A bem-sucedida parceria entre David Cronemberg e Viggo Mortensen vista em MARCAS DA VIOLÊNCIA, volta às telas sem o mesmo frescor de outrora, mas ainda assim num resultado não menos interessante. Cinematograficamente a altura do produto anterior dessa proveitosa união entre diretor e ator, SENHORES DO CRIME (EASTERN PROMISES) perde pontos num único item se comparado a seu antecessor: na falta de um elemento surpresa.
A trama, ambientada numa Londres gélida e claustrofóbica, traz a busca de uma enfermeira pela família de um recém-nascido, cuja mãe morrera no parto. Como guia para sua investigação, a jovem Anna (Naomi Watts) conta com um diário escrito em russo pela falecida, e é justamente a procura de um tradutor para o livro que ela acaba caindo em mãos erradas, arriscando a partir daí sua própria vida.
Aos poucos, Anna vai adentrando um universo completamente avesso ao seu: um submundo violento, masculino e brutal, onde cruzarão seu caminho homens como o aparentemente inofensivo Semyon (Armin Mueller-Stahl) e seu misterioso motorista Nikolai (Viggo Mortensen).
Chegamos aí ao verdadeiro alicerce de SENHORES DO CRIME: Nikolai e a interpretação intensa e bem-marcada de Viggo Mortensen. Encarnando um sujeito violento, dono de uma aparência intimidadora, Mortensen não hesita em dar ao personagem trejeitos propositalmente caricaturais que, na verdade, camuflam profundos segredos de seu personagem.
Em contraponto a Nikolai, a presença de Semyon (uma versão dissimulada de Don Corleone, de O PODEROSO CHEFÃO) e um interessante embate velado entre os dois personagens, que acaba tomando a trama e suprindo uma importante falha do roteiro: a fragilidade nas motivações de sua protagonista feminina.
Por fim, a comentada cena da sauna, além de expor toda a fragilidade do protagonista (e nesse ponto, a nudez do ator é um elemento interessante como construção de personagem), resume muito daquilo que pode ser visto em SENHORES DO CRIME. Diferente de MARCAS DA VIOLÊNCIA, onde a truculência era presente também nos impensáveis turn-points do roteiro (responsáveis por boas surpresas da trama) e nos cortes secos da edição, aqui a crueza da história é vista apenas através das imagens, o que talvez faça com que o atual trabalho de Cronemberg deixe um pouco a desejar se comparado ao anterior. Ainda assim, trata-se de um thriller intenso, bem dirigido e que certamente merece ser visto, nem que seja apenas pela impressionante interpretação de Viggo Mortensen.

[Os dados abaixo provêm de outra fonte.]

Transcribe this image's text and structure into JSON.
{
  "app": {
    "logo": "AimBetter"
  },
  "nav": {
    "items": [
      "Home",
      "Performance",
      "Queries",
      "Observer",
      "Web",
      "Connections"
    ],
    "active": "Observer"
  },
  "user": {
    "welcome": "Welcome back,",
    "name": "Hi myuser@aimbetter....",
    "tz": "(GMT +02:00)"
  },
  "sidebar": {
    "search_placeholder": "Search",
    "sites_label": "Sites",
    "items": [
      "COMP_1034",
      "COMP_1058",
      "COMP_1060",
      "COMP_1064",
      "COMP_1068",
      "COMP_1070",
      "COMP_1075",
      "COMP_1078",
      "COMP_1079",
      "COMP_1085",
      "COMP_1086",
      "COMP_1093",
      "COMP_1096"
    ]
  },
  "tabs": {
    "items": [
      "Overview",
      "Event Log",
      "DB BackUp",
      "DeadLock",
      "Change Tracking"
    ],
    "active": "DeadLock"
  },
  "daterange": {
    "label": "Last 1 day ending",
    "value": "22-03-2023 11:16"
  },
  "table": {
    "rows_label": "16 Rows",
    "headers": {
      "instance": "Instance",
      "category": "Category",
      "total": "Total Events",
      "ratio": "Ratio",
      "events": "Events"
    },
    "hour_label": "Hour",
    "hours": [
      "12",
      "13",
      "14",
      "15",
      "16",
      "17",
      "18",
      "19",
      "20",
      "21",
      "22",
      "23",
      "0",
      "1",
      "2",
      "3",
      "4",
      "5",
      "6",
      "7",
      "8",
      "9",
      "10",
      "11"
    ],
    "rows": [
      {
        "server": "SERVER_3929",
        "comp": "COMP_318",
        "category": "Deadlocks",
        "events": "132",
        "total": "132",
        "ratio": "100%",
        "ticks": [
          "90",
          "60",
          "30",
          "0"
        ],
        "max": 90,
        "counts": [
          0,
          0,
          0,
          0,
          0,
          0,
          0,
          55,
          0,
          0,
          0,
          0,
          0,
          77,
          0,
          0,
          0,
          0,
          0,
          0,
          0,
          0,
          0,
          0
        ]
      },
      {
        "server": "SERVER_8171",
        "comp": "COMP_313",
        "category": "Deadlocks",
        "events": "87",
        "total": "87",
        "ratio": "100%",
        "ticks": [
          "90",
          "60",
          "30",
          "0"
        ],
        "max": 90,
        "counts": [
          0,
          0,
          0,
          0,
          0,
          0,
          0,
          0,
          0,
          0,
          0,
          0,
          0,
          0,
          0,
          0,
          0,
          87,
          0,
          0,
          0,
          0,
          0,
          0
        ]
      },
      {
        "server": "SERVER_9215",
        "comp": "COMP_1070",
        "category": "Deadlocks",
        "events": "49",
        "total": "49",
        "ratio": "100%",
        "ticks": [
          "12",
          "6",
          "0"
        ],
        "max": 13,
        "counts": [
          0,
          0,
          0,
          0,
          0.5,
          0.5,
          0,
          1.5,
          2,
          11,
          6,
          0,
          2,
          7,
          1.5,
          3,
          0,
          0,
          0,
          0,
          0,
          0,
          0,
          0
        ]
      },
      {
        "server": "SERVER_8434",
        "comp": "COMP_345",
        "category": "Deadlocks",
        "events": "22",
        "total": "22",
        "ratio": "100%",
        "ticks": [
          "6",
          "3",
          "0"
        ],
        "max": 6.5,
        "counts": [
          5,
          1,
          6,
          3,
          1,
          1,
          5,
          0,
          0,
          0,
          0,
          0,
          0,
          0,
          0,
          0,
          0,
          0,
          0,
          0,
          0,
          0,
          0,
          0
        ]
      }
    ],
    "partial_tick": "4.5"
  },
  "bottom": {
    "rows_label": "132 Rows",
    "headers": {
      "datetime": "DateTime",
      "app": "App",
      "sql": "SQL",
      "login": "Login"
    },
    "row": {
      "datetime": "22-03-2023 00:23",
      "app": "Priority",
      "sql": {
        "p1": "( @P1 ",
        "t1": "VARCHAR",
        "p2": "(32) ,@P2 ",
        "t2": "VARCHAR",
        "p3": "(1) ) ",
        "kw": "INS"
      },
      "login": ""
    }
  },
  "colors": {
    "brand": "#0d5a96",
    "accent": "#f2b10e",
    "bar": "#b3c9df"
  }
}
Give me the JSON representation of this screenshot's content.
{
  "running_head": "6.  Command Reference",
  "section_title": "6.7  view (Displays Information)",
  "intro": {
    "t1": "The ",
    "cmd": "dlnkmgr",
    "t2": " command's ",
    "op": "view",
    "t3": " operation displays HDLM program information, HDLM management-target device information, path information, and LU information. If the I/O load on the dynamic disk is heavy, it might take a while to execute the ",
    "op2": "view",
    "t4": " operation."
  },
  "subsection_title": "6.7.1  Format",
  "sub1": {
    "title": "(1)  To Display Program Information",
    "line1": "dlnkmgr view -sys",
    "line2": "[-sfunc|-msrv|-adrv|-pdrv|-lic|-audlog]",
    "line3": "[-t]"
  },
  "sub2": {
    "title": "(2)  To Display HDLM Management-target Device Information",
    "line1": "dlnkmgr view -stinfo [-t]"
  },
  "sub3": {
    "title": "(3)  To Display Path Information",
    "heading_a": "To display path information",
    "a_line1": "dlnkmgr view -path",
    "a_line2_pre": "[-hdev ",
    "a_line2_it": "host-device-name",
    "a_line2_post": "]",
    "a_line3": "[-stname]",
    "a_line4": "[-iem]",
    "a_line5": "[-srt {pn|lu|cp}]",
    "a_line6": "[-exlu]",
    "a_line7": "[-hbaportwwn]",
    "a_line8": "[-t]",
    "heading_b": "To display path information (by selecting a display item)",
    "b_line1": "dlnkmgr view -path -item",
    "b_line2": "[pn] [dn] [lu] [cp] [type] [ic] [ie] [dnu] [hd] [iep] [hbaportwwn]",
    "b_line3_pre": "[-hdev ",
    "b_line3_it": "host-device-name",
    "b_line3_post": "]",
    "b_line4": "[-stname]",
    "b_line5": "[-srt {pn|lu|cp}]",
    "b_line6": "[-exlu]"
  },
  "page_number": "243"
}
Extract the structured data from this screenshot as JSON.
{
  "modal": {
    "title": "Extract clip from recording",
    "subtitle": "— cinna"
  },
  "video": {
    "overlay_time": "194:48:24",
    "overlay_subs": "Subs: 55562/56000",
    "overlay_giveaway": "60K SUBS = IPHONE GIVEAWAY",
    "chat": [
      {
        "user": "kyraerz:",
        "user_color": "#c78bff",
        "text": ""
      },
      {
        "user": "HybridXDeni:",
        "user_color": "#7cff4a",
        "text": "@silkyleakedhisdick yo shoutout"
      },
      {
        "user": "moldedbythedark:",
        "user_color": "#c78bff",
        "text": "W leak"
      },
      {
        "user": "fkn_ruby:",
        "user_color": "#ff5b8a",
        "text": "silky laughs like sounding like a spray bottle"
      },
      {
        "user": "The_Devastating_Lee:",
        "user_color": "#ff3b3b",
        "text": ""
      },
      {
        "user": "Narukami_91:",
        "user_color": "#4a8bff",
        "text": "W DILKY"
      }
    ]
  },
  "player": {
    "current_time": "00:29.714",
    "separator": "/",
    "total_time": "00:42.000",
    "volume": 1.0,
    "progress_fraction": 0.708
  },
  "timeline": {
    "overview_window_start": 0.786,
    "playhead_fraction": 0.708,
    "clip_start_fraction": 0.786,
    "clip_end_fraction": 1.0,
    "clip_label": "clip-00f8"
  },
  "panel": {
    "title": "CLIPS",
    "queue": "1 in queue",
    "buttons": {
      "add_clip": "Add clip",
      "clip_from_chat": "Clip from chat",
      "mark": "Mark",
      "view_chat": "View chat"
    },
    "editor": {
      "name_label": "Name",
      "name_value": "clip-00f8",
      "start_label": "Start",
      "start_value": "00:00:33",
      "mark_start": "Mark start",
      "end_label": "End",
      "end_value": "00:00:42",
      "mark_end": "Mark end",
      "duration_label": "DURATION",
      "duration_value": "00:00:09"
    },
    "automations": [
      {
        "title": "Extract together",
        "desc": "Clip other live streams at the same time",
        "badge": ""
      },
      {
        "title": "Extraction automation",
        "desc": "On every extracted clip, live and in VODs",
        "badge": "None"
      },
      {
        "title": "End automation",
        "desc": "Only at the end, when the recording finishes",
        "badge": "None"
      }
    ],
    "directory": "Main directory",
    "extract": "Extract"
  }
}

por ALVARO ANDRÉ ZEINI CRUZ

sexta-feira, 7 de março de 2008

SANGUE NEGRO

Em SANGUE NEGRO (THERE WILL BE BLOOD), de Paul Thomas Anderson, um curioso embate é reincidente durante todo o filme. De um lado, um homem de religiosidade inexistente que, implacável na busca por seus interesses, utiliza-se de dois de seus maiores patrimônios para alcançá-los: sua fortuna e seu conhecimento no uso da retórica. Do outro, um jovem pastor que usufrui de sua inabalável fé para benefício próprio. Ambos os personagens distinguem-se através do meio ao qual se utilizam em sua busca, mas dividem um objetivo em comum: o magnata Daniel Plainview (Daniel Day-Lewis) e o religioso Eli Sunday (Paul Dano) protagonizam aqui uma obsessão desenfreada pelo poder, iniciando assim uma rivalidade que poderá vir a ser mortal.
Mas há ainda um segundo aspecto a ser discutido, que levou SANGUE NEGRO inclusive a ser comparado ao clássico CIDADÃO KANE, de Orson Welles. Paralela a disputa travada pelo poder, duas outras histórias, pertencentes a um único personagem, são contadas: a da rápida ascensão financeira de Daniel Plainview e a de sua gradual decadência moral e humanitária.
Assim, é em torno da interpretação hipnótica de Daniel Day-Lewis e da composição de seu personagem que SANGUE NEGRO é construído. Surgindo como uma figura sombria e calculista, capaz de utilizar-se até mesmo do próprio filho em prol de suas conquistas, o magnata Daniel Plainview e o produto ao qual explora (o petróleo), parecem contagiar as escolhas de Paul Thomas Anderson na concepção do filme. Não por menos, a fotografia vencedora do Oscar é árida e sombria, os cenários e figurinos exalam a miséria do personagem e daqueles por ele manipulados e a trilha sonora composta pelo Radiohead é tão perturbadora quanto o protagonista. Maior do que tais evidências, só mesmo a câmera de Paul Thomas Anderson que parece sofrer uma atração magnética por Daniel Day-Lewis (observem que vários são os momentos em que a câmera permanece fixa no ator, mesmo com a presença de outros personagens na cena), comprovando que SANGUE NEGRO é um filme baseado na construção de seu personagem.
E se Day-Lewis é soberbo ao criar um homem visivelmente embrutecido, Paul Dano faz um trabalho não menos espetacular ao disfarçar toda ambição e pobreza de espírito de seu personagem num jovem aparentemente carismático e delicado, numa interpretação que certamente deveria ter sido mais bem reconhecida do que tem sido.
Contemplativo e difícil de digerir, os quinze silenciosos primeiros minutos de SANGUE NEGRO nada mais são do que um resumo daquilo que está por vir: um filme com diálogos escassos e duros, cuja aridez e escuridão estão estampadas na tela. Diferente da crueldade não-declarada de filmes como JUNO e ONDE OS FRACOS NÃO TÊM VEZ, a truculência e a brutalidade de SANGUE NEGRO são explícitas e confirmam aquilo que o título original anunciava a princípio: certamente “haverá sangue”!